On Mon, 30 Oct 2023 08:40:51 +1300, Peter Reutemann quoted:
'The home-brewed project "mixes your native shell with Python with the goal of letting you use your regular shell but also use Python as effectively a shell scripting language, as an alternative to your shell's built-in scripting language...'
Not so sure this is a good idea. The way I see it, there is a fundamental dichotomy between shell/command languages and programming languages (including “scripting” languages). In a shell language, everything you type is assumed to be a literal string, unless you use special substitution sequences.

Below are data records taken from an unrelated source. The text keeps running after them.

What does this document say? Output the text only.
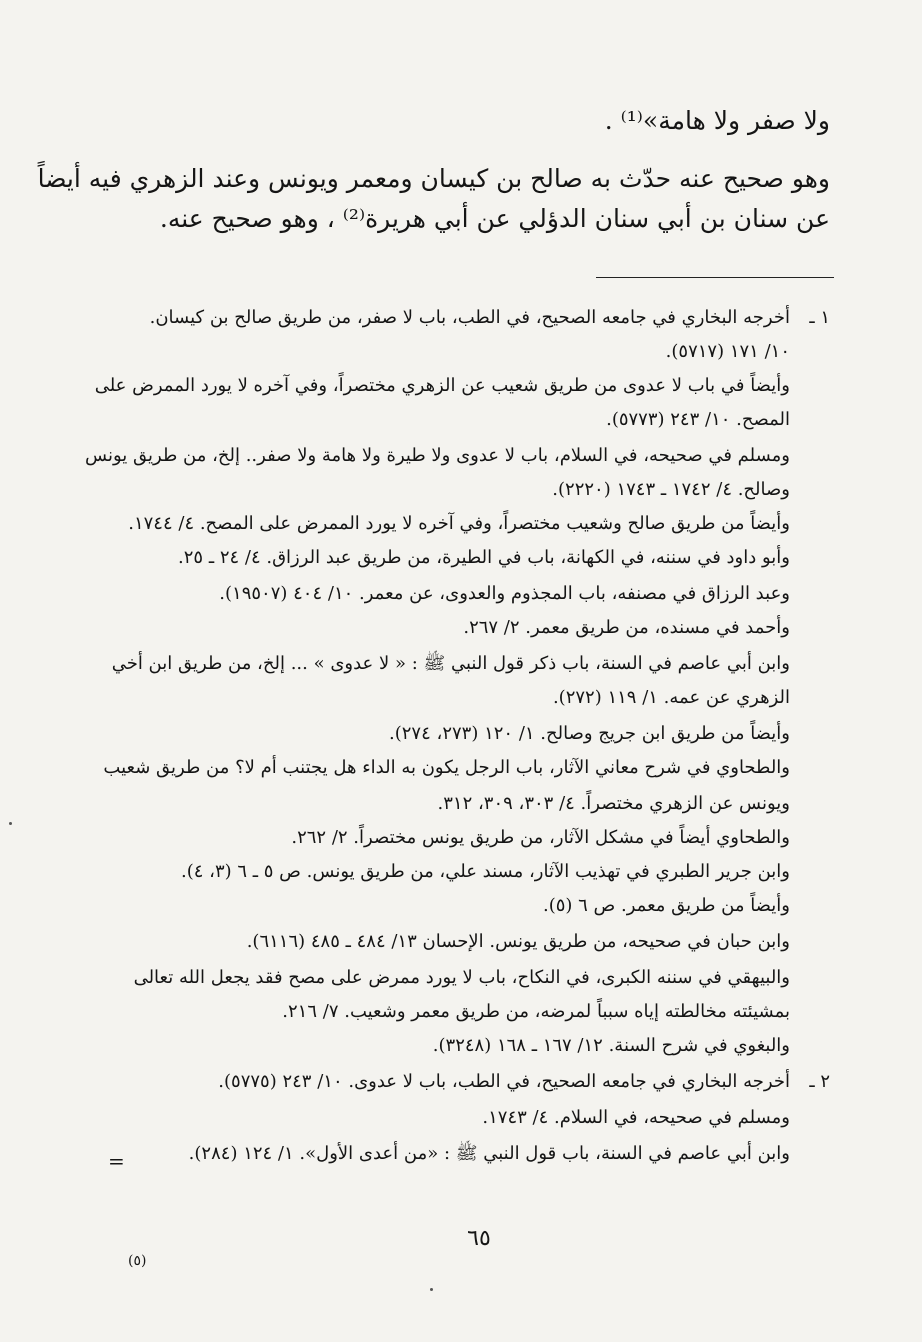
ولا صفر ولا هامة»⁽¹⁾ .
وهو صحيح عنه حدّث به صالح بن كيسان ومعمر ويونس وعند الزهري فيه أيضاً
عن سنان بن أبي سنان الدؤلي عن أبي هريرة⁽²⁾ ، وهو صحيح عنه.
١ ـ
أخرجه البخاري في جامعه الصحيح، في الطب، باب لا صفر، من طريق صالح بن كيسان.
١٠/ ١٧١ (٥٧١٧).
وأيضاً في باب لا عدوى من طريق شعيب عن الزهري مختصراً، وفي آخره لا يورد الممرض على
المصح. ١٠/ ٢٤٣ (٥٧٧٣).
ومسلم في صحيحه، في السلام، باب لا عدوى ولا طيرة ولا هامة ولا صفر.. إلخ، من طريق يونس
وصالح. ٤/ ١٧٤٢ ـ ١٧٤٣ (٢٢٢٠).
وأيضاً من طريق صالح وشعيب مختصراً، وفي آخره لا يورد الممرض على المصح. ٤/ ١٧٤٤.
وأبو داود في سننه، في الكهانة، باب في الطيرة، من طريق عبد الرزاق. ٤/ ٢٤ ـ ٢٥.
وعبد الرزاق في مصنفه، باب المجذوم والعدوى، عن معمر. ١٠/ ٤٠٤ (١٩٥٠٧).
وأحمد في مسنده، من طريق معمر. ٢/ ٢٦٧.
وابن أبي عاصم في السنة، باب ذكر قول النبي ﷺ : « لا عدوى » ... إلخ، من طريق ابن أخي
الزهري عن عمه. ١/ ١١٩ (٢٧٢).
وأيضاً من طريق ابن جريج وصالح. ١/ ١٢٠ (٢٧٣، ٢٧٤).
والطحاوي في شرح معاني الآثار، باب الرجل يكون به الداء هل يجتنب أم لا؟ من طريق شعيب
ويونس عن الزهري مختصراً. ٤/ ٣٠٣، ٣٠٩، ٣١٢.
والطحاوي أيضاً في مشكل الآثار، من طريق يونس مختصراً. ٢/ ٢٦٢.
وابن جرير الطبري في تهذيب الآثار، مسند علي، من طريق يونس. ص ٥ ـ ٦ (٣، ٤).
وأيضاً من طريق معمر. ص ٦ (٥).
وابن حبان في صحيحه، من طريق يونس. الإحسان ١٣/ ٤٨٤ ـ ٤٨٥ (٦١١٦).
والبيهقي في سننه الكبرى، في النكاح، باب لا يورد ممرض على مصح فقد يجعل الله تعالى
بمشيئته مخالطته إياه سبباً لمرضه، من طريق معمر وشعيب. ٧/ ٢١٦.
والبغوي في شرح السنة. ١٢/ ١٦٧ ـ ١٦٨ (٣٢٤٨).
٢ ـ
أخرجه البخاري في جامعه الصحيح، في الطب، باب لا عدوى. ١٠/ ٢٤٣ (٥٧٧٥).
ومسلم في صحيحه، في السلام. ٤/ ١٧٤٣.
وابن أبي عاصم في السنة، باب قول النبي ﷺ : «من أعدى الأول». ١/ ١٢٤ (٢٨٤).
=
٦٥
(٥)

E.g. ls -l thingy “give me information about the file/directory named ‘thingy’”, vs. ls -l $thingy “give me information about the files/directories whose names are in the value of the variable ‘thingy’”. Whereas in a programming language, everything is assumed to be a language construct, and every unadorned name is assumed to reference some value/object, so you need quote marks to demarcate literal strings, e.g. os.listdir(thingy) “return a list of the contents of the directory whose name is in the variable ‘thingy’”, vs. os.listdir("thingy") “return a list of the contents of the directory named ‘thingy’”. The point being that, in regular use, most of the things you type at a shell command line are in fact literal strings, with only occasional use of variables and other substitution constructs; such substitutions happen more commonly in script files. So if you want to use a more programming-oriented language like Python as a command line, then you will end up typing literal quotes a lot more often, which will likely become an annoyance.